A photodiode is basically designed for reverse biased operation. Let us have a look at the biasing arrangement of the photodiode.
We are already aware of the fact that reverse saturation current flows through the device in reverse biased condition of a diode. Thus, in the case of photodiode also, a reverse current is the result of the thermally generated electron-hole pair by the action of light.
As the intensity of the incident radiation increases, temperature increases, resultantly current increases. The light energy that falls on the junction is responsible for charge carrier generation hence for current.
Sometimes, current is noticed in the device without any exposure to light rays, this is known as dark current.
Definition of Phototransistor
It is a device almost similar to normal junction transistor. However, the only variation that exists is a large area of the base-collector region. In phototransistor, base current is not supplied as input, instead of it, light energy is provided that is used to trigger the transistor. This supplied light energy generates an electric current through the device due to the photoelectric effect.
It can be a two or three terminal device depending on the existence of the base terminal.
The figure below shows the general construction of a phototransistor.
The light rays are exposed to a photosensitive base region and the output is taken through the collector terminal of the transistor.
When light energy falls on the device, electron-hole pairs are generated. These electrons after overcoming the barrier potential, move from the emitter to collector. This movement generates an electric current in the device. The intensity of emitted light determines the magnitude of the electric current.
It is noteworthy here that, the output current of a phototransistor lies in milliamps however switching occurs in microseconds.
Key Differences Between Photodiode and Phototransistor
- A photodiode consists of a semiconductor diode, that generates current when exposed to light. On the other side, phototransistor consists of a junction transistor that when exposed to light energy generates current.
- A phototransistor is more efficient as compared to a photodiode.
- When we talk about noise immunity then it is noteworthy that a photodiode is not immune to interference caused by noise. However, phototransistors are immune to such interference. This sometimes proves as a disadvantage of the photodiode.
- At a high-frequency range, phototransistor does not effectively convert light energy into electrical energy. As against this drawback is not dominant in the photodiode and thus provides good response as compared to the phototransistor.
- A phototransistor as light sensor is a less expensive device in comparison to any other light sensitive device. Thus is widely used.
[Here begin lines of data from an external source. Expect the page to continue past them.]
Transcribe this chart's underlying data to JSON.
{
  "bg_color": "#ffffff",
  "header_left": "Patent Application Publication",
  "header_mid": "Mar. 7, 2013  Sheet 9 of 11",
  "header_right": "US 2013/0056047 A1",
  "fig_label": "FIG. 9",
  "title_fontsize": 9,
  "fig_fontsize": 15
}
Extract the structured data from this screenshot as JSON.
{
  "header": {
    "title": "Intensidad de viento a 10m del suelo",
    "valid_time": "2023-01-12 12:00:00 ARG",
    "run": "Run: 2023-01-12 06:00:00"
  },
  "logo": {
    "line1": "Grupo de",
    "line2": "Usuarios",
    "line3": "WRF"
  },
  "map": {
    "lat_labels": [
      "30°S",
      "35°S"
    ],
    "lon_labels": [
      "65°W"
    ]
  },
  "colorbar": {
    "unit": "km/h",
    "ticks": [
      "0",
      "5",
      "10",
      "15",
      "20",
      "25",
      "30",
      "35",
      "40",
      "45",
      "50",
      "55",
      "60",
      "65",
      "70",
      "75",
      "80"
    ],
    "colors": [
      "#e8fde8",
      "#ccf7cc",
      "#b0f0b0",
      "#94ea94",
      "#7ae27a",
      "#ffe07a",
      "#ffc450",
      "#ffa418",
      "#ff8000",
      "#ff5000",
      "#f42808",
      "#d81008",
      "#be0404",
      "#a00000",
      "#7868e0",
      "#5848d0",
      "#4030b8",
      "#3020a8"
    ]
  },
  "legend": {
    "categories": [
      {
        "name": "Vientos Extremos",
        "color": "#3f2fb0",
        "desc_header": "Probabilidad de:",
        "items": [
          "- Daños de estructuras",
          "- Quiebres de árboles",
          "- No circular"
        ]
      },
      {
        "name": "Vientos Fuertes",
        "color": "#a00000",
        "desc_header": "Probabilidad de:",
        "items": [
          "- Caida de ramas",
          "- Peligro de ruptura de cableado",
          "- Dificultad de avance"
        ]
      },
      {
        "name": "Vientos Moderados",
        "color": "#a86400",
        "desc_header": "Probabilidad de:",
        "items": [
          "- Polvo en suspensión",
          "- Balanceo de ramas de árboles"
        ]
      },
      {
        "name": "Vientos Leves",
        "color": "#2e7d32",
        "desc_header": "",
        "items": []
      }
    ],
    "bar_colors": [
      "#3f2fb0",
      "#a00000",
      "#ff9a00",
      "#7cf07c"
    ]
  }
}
- Photodiodes have the ability to generate an output at a much faster rate when light falls on its surface as compared to the phototransistor.
- Photodiodes are widely used in optical fibre communication.
- For high-speed operation, these are widely used in digital and logic circuits.
- Photodiode finds its applications in alarm and counter circuits.
- High computing devices make use of photodiodes.
- Due to the high efficiency of a phototransistor, it is widely used as the light detectors and thus can be employed in printers, remotes etc.
- Relays and punch card also makes use of phototransistor in their circuitry.
- As the action of light controls the working of such devices thus these are widely used in counting systems as in that case power to be supplied will not be an issue.
- In a communication system, encoder circuitry widely makes use of phototransistor.
A photodiode performs high-speed operations very efficiently. However, due to the amplifying action of transistors, phototransistors are more sensitive and thus provides large current at the output when compared with a photodiode. At the same time, a photodiode provides the response at a rapid rate as compared to a phototransistor.